Venture's Rule 11 Motion

M.R.Civ.P. 11 states that the court may impose sanctions "[i]f a pleading or motion is signed with intent to defeat the purpose of" the rule. Our review of the record in this case reveals that the court acted within its discretion in declining to order sanctions against June Roberts.

The entry is:

Judgment on Counts I, II, and III vacated; judgment as to all other counts affirmed; remanded for further proceedings consistent with the opinion herein.

All concurring.

1. We recognize that the existence of a contract precludes recovery on a theory of unjust enrichment because unjust enrichment describes recovery for the value of the benefit retained when there is no contractual relationship. Top of The Track Assoc. v. Lewiston Raceways, Inc., 654 A.2d 1293, 1296 (Me. 1995). June Roberts, however, is not precluded from pleading both theories because a factfinder may find that no contract exists and may still award damages on the theory of unjust enrichment.

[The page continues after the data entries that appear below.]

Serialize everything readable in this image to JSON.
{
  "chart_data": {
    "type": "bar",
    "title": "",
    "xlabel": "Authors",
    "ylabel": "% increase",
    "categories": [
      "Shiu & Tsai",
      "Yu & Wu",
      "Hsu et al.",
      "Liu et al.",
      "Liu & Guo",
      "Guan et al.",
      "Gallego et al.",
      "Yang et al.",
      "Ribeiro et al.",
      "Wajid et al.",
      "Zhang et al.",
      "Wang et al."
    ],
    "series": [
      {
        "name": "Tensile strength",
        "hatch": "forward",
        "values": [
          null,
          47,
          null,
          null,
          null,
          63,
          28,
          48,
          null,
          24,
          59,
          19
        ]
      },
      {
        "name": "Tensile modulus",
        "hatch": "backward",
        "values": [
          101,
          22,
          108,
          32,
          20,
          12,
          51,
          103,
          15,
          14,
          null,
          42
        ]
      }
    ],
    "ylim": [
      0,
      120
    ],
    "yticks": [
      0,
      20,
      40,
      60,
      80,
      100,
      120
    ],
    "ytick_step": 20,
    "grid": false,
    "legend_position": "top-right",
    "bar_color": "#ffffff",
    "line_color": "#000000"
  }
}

2. Venture's argument that June Roberts's conduct in seeking a referral fee violates Maine law regarding the fiduciary duties of brokers is similarly unavailing, at least at this stage. Whether June Roberts violated any requirement of 32 M.R.S.A. § 13067 (1988 & Supp. 1995) to act in good faith is necessarily a factual determination that depends on whether June Roberts was merely seeking to straighten things out with Venture prior to disclosing the referral fee to the Larreas, or instead whether June Roberts was in fact trying to hide the fee, a violation of section 13067(1)(H) as interpreted by the Real Estate Commission. Referral Fees from Builders, Real Estate News (Real Estate Comm'n, Augusta, Me.), March 1994 at 7.

3. Count VII of June Roberts's complaint seeks damages resulting from alleged defamatory and slanderous statements made by Rocheleau. June Roberts does not challenge the entry of a summary judgment as to Count VII.